Ainsi, un amendement de Mme la rapporteur vise à préciser explicitement que le dispositif ne concerne pas les journalistes, les pigistes et les correspondants de presse. Ne feignons pas de l’ignorer ! Le texte qui vous est soumis peut recueillir l’assentiment de tous. Du reste, la lecture de la presse d’aujourd’hui devrait vous en convaincre.

Ne considérons pas seulement le texte adopté il y a un mois par la commission spéciale, mais également les amendements proposés par notre rapporteur et soutenus par la commission. De leur adoption résultera un texte tout à fait équilibré, qui mettra à terre les observations particulièrement excessives que nous avons entendues. (Applaudissements sur de nombreuses travées du groupe Les Républicains. – M. Daniel Dubois applaudit également.)

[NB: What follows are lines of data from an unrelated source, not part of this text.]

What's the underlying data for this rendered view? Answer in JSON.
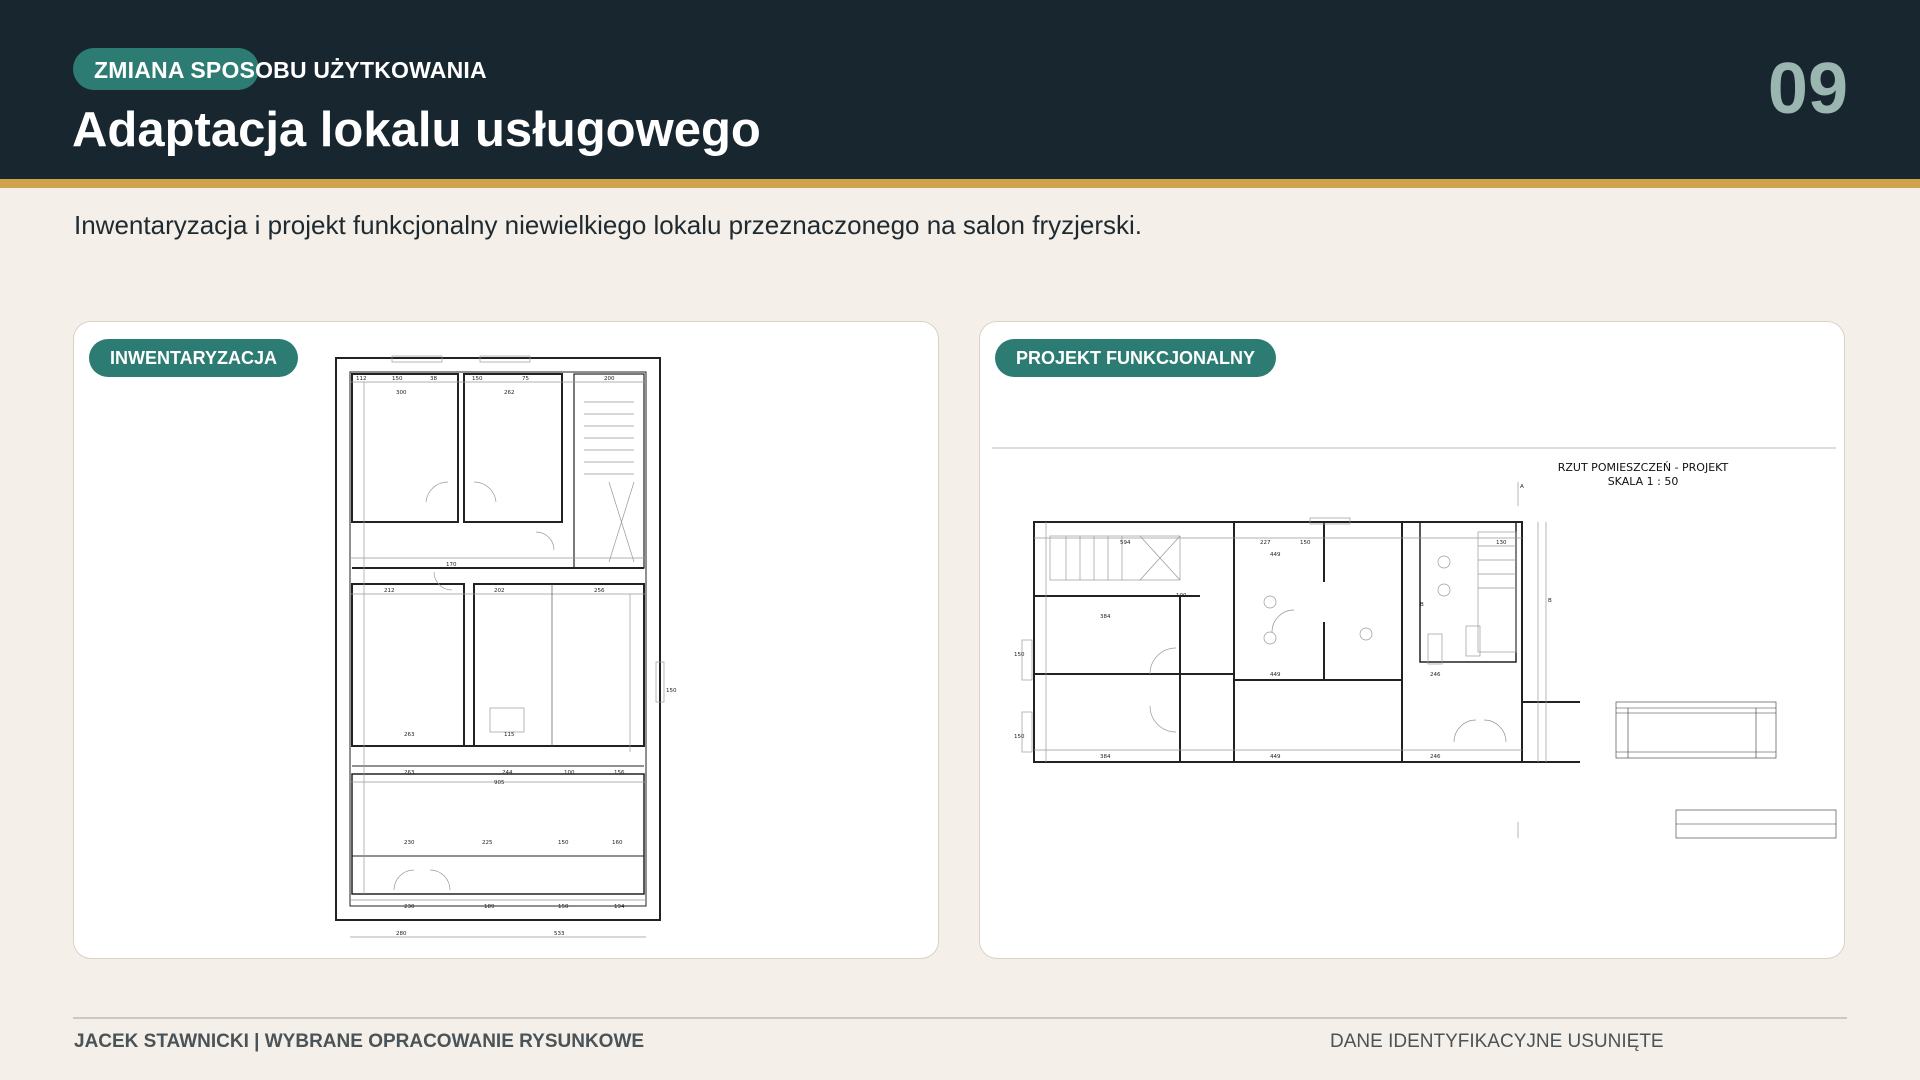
{
  "header": {
    "kicker": "ZMIANA SPOSOBU UŻYTKOWANIA",
    "title": "Adaptacja lokalu usługowego",
    "page_number": "09"
  },
  "subtitle": "Inwentaryzacja i projekt funkcjonalny niewielkiego lokalu przeznaczonego na salon fryzjerski.",
  "panels": [
    {
      "label": "INWENTARYZACJA"
    },
    {
      "label": "PROJEKT FUNKCJONALNY",
      "drawing_title": "RZUT POMIESZCZEŃ - PROJEKT",
      "drawing_scale": "SKALA 1 : 50"
    }
  ],
  "footer": {
    "left": "JACEK STAWNICKI  |  WYBRANE OPRACOWANIE RYSUNKOWE",
    "right": "DANE IDENTYFIKACYJNE USUNIĘTE"
  },
  "colors": {
    "header_bg": "#17262f",
    "accent_stripe": "#cfa34c",
    "pill": "#2d7c73",
    "page_number": "#9bb5b0",
    "background": "#f4efe8"
  }
}
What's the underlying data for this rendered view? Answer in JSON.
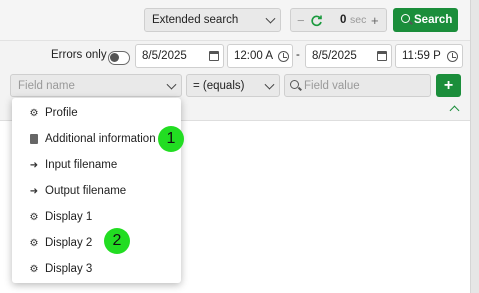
{
  "toolbar": {
    "search_mode": "Extended search",
    "refresh_value": "0",
    "refresh_unit": "sec",
    "minus_glyph": "−",
    "plus_glyph": "+",
    "search_label": "Search"
  },
  "filters": {
    "errors_only_label": "Errors only",
    "from_date": "8/5/2025",
    "from_time": "12:00 A",
    "range_separator": "-",
    "to_date": "8/5/2025",
    "to_time": "11:59 P",
    "field_name_placeholder": "Field name",
    "operator": "= (equals)",
    "field_value_placeholder": "Field value",
    "add_glyph": "+"
  },
  "field_menu": {
    "items": [
      {
        "label": "Profile",
        "icon": "gear-icon"
      },
      {
        "label": "Additional information",
        "icon": "document-icon"
      },
      {
        "label": "Input filename",
        "icon": "file-input-icon"
      },
      {
        "label": "Output filename",
        "icon": "file-output-icon"
      },
      {
        "label": "Display 1",
        "icon": "gear-icon"
      },
      {
        "label": "Display 2",
        "icon": "gear-icon"
      },
      {
        "label": "Display 3",
        "icon": "gear-icon"
      }
    ]
  },
  "annotations": {
    "marker_1": "1",
    "marker_2": "2"
  },
  "colors": {
    "accent_green": "#1b8e3b",
    "annotation_green": "#22dd22"
  }
}
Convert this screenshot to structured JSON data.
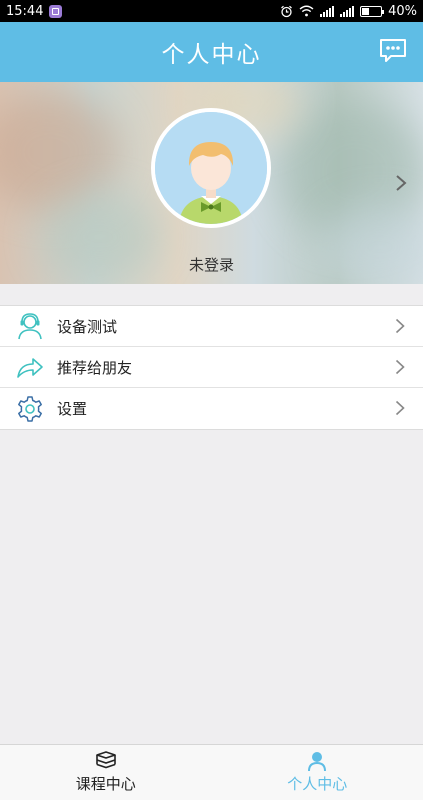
{
  "status_bar": {
    "time": "15:44",
    "battery": "40%",
    "battery_level": 0.4
  },
  "header": {
    "title": "个人中心",
    "message_icon": "chat-bubble-icon"
  },
  "profile": {
    "login_status": "未登录",
    "avatar_icon": "default-avatar-icon"
  },
  "menu": {
    "items": [
      {
        "label": "设备测试",
        "icon": "headset-user-icon"
      },
      {
        "label": "推荐给朋友",
        "icon": "share-arrow-icon"
      },
      {
        "label": "设置",
        "icon": "gear-icon"
      }
    ]
  },
  "tabbar": {
    "tabs": [
      {
        "label": "课程中心",
        "icon": "books-icon",
        "active": false
      },
      {
        "label": "个人中心",
        "icon": "person-icon",
        "active": true
      }
    ]
  },
  "colors": {
    "primary": "#5fbde5",
    "background": "#efeef0",
    "icon_teal": "#3fc1c0",
    "icon_blue": "#3a6ea5"
  }
}
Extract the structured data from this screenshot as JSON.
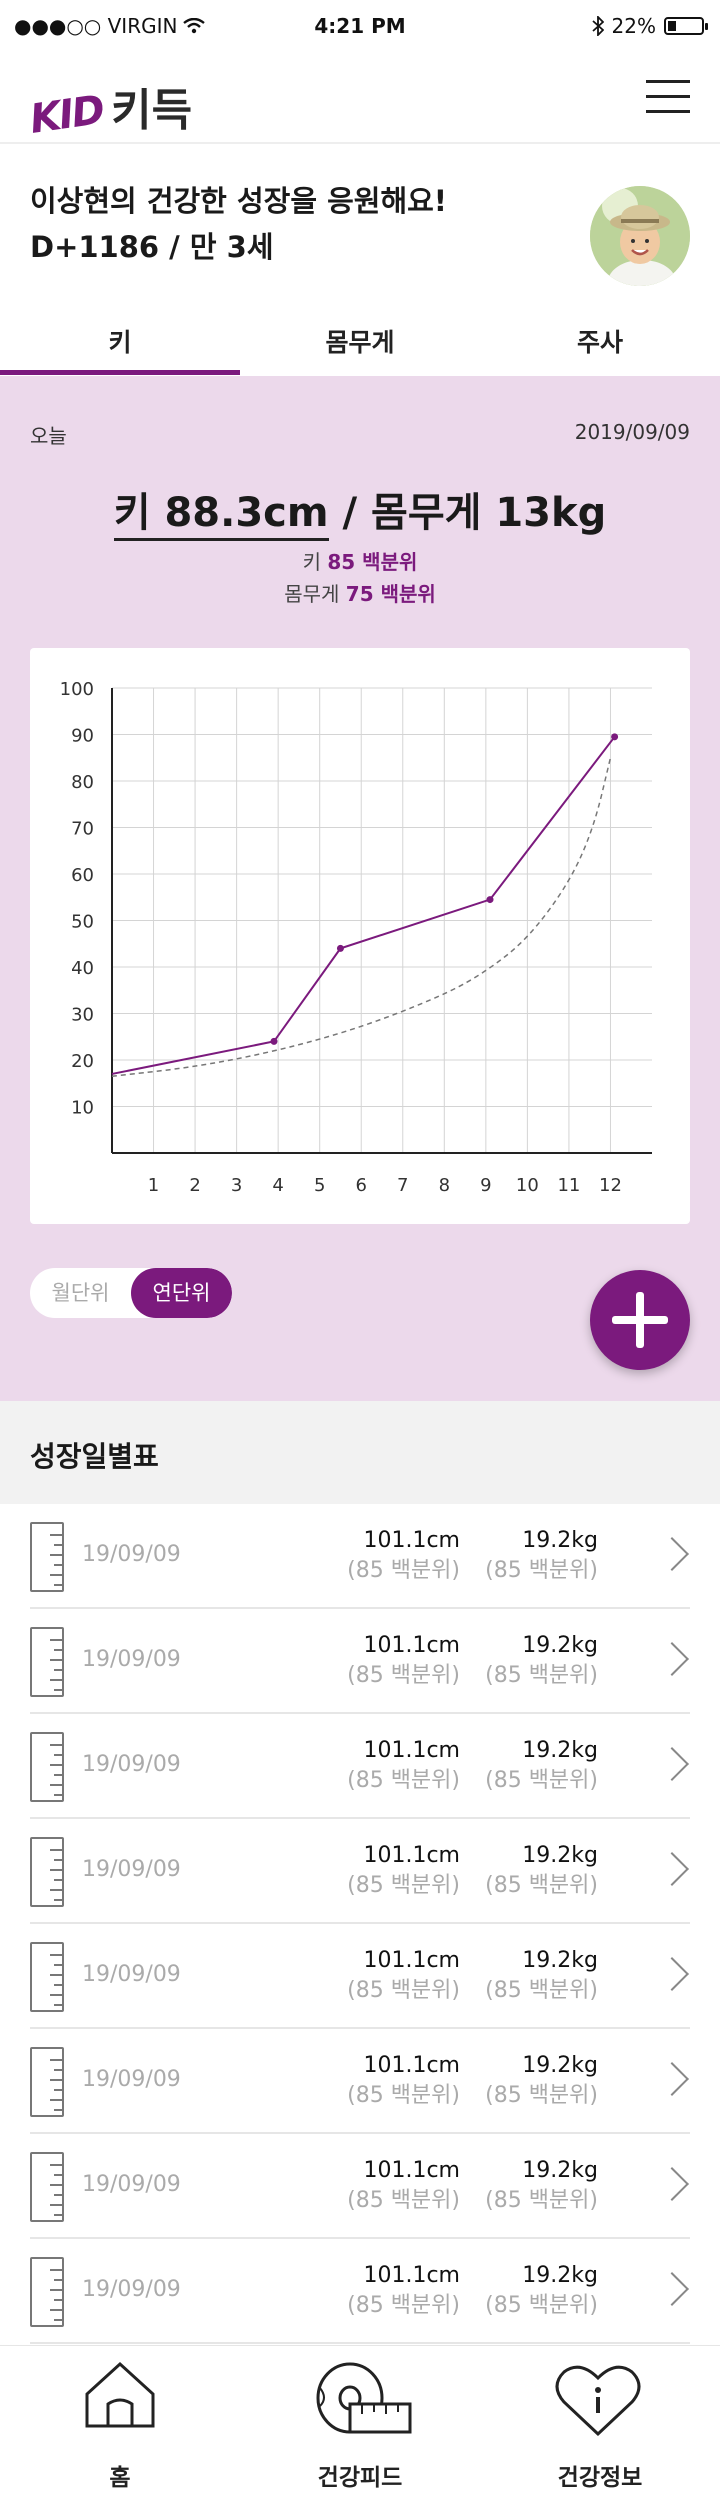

M. le président. L’amendement n° 405 rectifié ter, présenté par M. Carvounas, Mmes Claireaux et Meunier, MM. Kaltenbach, Marie et Courteau, Mme Ghali, M. Lalande, Mme Monier et M. Raoul, est ainsi libellé :

Après l’alinéa 2

Insérer quatre alinéas ainsi rédigés :

…° L’article 24 est ainsi modifié :

a) Après le huitième alinéa, il est inséré un alinéa ainsi rédigé :

« Lorsque l’un des faits mentionnés aux deux précédents alinéas a été commis par une personne dépositaire de l’autorité publique ou chargée d’une mission de service public, l’infraction est punie de deux ans d’emprisonnement et de 90 000 euros d’amende. » ;

b) Au neuvième alinéa, les mots : « deux alinéas » sont remplacés par les mots : « trois alinéas ».

La parole est à M. Luc Carvounas.

M. Luc Carvounas. Cet amendement vise à instaurer une circonstance aggravante pour les personnes dépositaires de l’autorité publique ou chargées d’une mission de service public condamnées pour incitation à la discrimination à raison des origines, du sexe, de l’orientation sexuelle, du handicap ou de la religion d’une personne ou d’un groupe de personnes.

S’il est indéniable que la corruption d’un élu ou d’un agent public doit être sanctionnée avec une extrême sévérité, les propos incitant à la discrimination doivent faire l’objet de la même intransigeance. Je pense par exemple à l’ancien maire de Roquebrune-sur-Argens condamné en 2014 pour des propos tenus au sujet de l’incendie d’un camp de Roms voisin de sa commune.

Qu’une personne publique élue par ses administrés pour porter les valeurs de notre République profère de telles paroles est intolérable. Nous considérons que de tels manquements à ses devoirs doivent être plus sévèrement réprimés que ceux commis par tout autre citoyen.

C’est la raison pour laquelle cet amendement tend à doubler les peines encourues en cas d’incitation à la haine discriminatoire par des personnes dépositaires de l’autorité publique et chargée d’une mission de service public.

Cette mesure ne vise pas uniquement les élus, mais également tout individu qui détient un pouvoir de contrainte sur des personnes ou sur des choses dans l’exercice de ses fonctions. Sont donc concernés les préfets, les ministres, les policiers, les gendarmes, les notaires ou encore les militaires.

Une telle évolution de notre droit me semble nécessaire et répond à une demande de nos concitoyens.